Les voix des personnages sont si fortes, leurs personnalités si bien dépeintes qu'on a l'impression d'enchaîner une suite de nouvelles ! Comment expliquez-vous cela ?

E. W. - J’adore la forme de la nouvelle. Je ne pense pas qu’une autre forme puisse avoir autant d’impact émotionnel. Les chapitres peuvent se lire comme s’ils étaient des nouvelles – tendus, compacts. Le roman a ses avantages aussi, l’un d’eux est que l’auteur a plus de temps pour explorer une idée plutôt qu’une situation. Je me suis penchée très précisément sur certaines des questions qui ont émergé dans les premiers stades du livre. Comment des femmes et des filles sans grands moyens – financiers, d’éducation, de pouvoir – peuvent trouver le moyen de survivre et même d’avoir une belle vie dans un environnement aussi hostile ? Quand une inconnue blessée arrive à votre porte cherchant de l’aide, que faites-vous ?

 

Grâce à votre écriture délicate, la poésie de certaines scènes, la description de Gloria et des autres femmes en « guerrières », on ressent de l’espoir en filigrane. Est-ce que cette « petite lumière » était intentionnelle ?
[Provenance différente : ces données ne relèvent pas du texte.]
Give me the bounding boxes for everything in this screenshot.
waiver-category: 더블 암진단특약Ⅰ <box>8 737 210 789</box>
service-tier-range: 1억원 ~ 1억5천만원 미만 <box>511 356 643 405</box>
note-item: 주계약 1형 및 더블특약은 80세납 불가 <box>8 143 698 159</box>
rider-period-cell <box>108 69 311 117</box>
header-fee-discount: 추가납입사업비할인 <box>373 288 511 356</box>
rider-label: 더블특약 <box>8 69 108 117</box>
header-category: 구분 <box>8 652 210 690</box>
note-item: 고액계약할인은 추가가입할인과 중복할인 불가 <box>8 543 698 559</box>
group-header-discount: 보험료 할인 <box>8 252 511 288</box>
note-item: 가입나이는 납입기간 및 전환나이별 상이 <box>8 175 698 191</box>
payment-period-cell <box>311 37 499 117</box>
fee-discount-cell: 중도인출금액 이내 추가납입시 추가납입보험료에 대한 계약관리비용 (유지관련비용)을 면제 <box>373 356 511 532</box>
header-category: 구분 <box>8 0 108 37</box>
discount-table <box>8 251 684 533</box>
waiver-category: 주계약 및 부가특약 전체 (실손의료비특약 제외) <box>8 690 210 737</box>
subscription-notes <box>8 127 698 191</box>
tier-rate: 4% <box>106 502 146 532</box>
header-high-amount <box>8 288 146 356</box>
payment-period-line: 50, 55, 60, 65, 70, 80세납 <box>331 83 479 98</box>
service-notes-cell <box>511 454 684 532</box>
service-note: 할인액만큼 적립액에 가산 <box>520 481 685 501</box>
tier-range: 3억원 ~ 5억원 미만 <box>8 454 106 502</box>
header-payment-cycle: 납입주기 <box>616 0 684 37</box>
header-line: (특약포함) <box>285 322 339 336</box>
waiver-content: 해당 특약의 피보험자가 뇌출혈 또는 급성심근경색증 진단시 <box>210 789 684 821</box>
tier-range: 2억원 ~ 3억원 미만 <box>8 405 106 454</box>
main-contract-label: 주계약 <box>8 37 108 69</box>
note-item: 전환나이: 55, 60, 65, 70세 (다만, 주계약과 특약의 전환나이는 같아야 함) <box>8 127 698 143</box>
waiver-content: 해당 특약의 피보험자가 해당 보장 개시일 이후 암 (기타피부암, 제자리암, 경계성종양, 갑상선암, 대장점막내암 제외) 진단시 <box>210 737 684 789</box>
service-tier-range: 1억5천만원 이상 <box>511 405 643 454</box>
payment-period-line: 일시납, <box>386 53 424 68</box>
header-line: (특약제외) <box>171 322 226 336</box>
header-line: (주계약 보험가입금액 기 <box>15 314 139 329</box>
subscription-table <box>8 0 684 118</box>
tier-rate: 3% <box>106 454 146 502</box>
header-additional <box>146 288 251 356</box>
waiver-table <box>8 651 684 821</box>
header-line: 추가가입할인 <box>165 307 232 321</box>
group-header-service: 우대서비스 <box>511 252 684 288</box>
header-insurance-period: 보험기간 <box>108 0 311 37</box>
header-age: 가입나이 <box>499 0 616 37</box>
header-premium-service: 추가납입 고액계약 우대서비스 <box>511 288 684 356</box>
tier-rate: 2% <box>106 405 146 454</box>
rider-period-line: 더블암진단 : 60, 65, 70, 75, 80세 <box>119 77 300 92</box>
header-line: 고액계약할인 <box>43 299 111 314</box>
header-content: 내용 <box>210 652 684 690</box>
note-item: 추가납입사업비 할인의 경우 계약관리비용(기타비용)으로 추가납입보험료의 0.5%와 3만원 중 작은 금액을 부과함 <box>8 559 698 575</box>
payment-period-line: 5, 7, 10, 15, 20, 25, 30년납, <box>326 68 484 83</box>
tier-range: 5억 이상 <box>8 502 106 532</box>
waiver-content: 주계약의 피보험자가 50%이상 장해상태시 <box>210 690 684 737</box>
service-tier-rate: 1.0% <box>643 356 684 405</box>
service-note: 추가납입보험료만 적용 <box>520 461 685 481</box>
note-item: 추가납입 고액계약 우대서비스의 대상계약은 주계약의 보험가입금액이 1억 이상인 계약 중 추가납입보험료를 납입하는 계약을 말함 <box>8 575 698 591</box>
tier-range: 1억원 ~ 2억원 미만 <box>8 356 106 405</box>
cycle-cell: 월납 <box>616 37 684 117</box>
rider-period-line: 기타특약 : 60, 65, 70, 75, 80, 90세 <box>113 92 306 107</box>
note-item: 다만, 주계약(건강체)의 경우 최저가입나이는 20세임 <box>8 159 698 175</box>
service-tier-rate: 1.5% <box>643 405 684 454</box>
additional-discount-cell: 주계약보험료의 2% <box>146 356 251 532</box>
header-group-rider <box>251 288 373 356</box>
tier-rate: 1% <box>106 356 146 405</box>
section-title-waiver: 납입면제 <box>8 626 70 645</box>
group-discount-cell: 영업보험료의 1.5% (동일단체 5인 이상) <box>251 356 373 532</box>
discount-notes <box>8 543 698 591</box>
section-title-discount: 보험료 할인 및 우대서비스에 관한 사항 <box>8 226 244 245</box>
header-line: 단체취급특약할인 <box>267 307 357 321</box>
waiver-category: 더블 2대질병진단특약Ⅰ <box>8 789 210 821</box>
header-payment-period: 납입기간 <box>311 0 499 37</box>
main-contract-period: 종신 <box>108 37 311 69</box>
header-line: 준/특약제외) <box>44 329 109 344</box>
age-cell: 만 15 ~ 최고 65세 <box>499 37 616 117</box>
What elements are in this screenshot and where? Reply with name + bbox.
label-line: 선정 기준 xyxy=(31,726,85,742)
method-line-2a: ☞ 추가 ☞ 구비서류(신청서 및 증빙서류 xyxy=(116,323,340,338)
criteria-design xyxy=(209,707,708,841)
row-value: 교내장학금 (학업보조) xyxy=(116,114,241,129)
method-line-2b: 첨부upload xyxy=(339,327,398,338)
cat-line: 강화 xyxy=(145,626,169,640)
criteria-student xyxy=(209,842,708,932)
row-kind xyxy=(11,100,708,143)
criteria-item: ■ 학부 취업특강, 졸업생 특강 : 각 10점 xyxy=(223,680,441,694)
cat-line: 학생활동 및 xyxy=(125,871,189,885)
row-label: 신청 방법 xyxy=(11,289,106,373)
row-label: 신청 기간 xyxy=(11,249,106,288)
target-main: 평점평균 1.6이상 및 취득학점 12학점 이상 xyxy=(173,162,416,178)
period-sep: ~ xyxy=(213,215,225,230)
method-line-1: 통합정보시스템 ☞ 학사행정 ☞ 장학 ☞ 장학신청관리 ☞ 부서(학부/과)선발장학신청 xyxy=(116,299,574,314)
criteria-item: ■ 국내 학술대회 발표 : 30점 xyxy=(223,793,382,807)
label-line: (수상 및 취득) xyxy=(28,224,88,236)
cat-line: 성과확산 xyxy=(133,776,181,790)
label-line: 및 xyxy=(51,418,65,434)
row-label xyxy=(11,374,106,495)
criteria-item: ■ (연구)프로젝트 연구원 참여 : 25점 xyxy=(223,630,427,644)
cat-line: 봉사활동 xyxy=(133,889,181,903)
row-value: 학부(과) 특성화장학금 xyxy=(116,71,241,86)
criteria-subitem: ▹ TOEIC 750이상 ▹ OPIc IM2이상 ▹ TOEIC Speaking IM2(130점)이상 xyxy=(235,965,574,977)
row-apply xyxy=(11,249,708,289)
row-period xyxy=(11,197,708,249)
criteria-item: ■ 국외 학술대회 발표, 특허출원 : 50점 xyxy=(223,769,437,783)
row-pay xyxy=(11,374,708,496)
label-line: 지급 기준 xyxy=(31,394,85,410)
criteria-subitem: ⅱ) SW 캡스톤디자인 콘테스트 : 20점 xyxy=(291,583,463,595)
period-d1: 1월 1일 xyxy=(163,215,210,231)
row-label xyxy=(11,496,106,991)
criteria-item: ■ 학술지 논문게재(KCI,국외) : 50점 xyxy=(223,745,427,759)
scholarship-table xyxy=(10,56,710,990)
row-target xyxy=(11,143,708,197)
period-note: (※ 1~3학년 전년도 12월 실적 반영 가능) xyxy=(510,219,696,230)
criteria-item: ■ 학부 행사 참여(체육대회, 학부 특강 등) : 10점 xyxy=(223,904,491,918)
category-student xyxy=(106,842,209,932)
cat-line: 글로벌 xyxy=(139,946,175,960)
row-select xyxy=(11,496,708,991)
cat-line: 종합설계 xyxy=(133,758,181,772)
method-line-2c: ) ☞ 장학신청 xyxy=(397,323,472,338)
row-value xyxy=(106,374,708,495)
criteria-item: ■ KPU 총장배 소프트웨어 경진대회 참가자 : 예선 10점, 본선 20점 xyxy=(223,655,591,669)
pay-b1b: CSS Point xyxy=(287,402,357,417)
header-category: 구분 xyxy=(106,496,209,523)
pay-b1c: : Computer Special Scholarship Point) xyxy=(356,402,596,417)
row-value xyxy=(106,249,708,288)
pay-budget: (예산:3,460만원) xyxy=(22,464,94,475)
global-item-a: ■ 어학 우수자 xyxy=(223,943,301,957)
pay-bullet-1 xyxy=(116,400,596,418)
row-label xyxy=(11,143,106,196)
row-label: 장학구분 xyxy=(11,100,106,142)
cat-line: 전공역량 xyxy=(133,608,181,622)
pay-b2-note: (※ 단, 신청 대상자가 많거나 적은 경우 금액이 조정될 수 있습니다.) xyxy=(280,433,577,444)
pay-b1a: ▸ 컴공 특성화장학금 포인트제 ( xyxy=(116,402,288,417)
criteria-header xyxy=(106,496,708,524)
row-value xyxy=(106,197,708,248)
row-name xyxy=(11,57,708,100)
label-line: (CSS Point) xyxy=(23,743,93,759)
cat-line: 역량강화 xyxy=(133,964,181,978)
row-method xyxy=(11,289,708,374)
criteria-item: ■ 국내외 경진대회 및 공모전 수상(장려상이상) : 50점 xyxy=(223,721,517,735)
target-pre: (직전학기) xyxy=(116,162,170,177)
E. W. - J’ai toujours pensé que Glory était une lettre d’amour à Odessa – à sa terre et à ses habitants – surtout à ses femmes et filles aux côtés desquelles j’ai grandi ; féroces, en colère, avec leurs failles. Et même dans les moments où le livre est critique avec la ville, et il y en a beaucoup, j’ai toujours voulu ménager un espace pour l’espoir. Ma grand-mère me disait que jusqu’au moment où on vous transporte dans la boîte en pin, il est toujours temps de changer d’avis et c’est vrai ! Même le raciste le plus endurci d’Odessa, Texas, peut changer. Et j’espère qu’ils le feront. Parce que même si les marques les plus évidentes du racisme sont infligées aux corps et aux esprits noirs et marrons, il y a aussi un coût pour les esprits des blancs. Tant que les Américains blancs ne se confronteront pas honnêtement à notre Histoire, je pense que rien n’ira jamais bien dans mon pays. C’est pour cela, que malgré l’horreur de la situation aux États-Unis aujourd’hui, j’ai repris espoir parce que je vois, dans les rues et les foyers de nombreux Américains, une réévaluation honnête de qui nous sommes et comment nous pouvons avancer vers une société plus juste et plus équitable.

 

Lorsque le roman s'ouvre, Gloria Ramirez, 14 ans, gît dans la poussière. Elle a été violée. À quelques mètres d'elle, son agresseur, un jeune foreur blanc, se repose dans une voiture. Nous sommes à Odessa, Texas, en 1976, et en partant trouver refuge chez Mary Rose, l'adolescente va bouleverser le calme de cette communauté. La justice ne sera pas si simple à faire. Pour eux, Gloria n'est qu'une étrangère, tandis que le coupable se destine à un bel avenir qu'il serait dommage de briser. Gloria, qui décide de se re-baptiser Glory, devient le fil rouge entre toutes les femmes de cette petite ville, jeunes et moins jeunes, que nous découvrons tour à tour, fortes, décidées à vivre de la manière dont elles l'entendent. Subtil, poétique, le premier roman d'Elizabeth Wetmore met à nu la violence ordinaire, mais possède également un indéfectible espoir dans ceux qui continuent à se battre pour de meilleurs lendemains.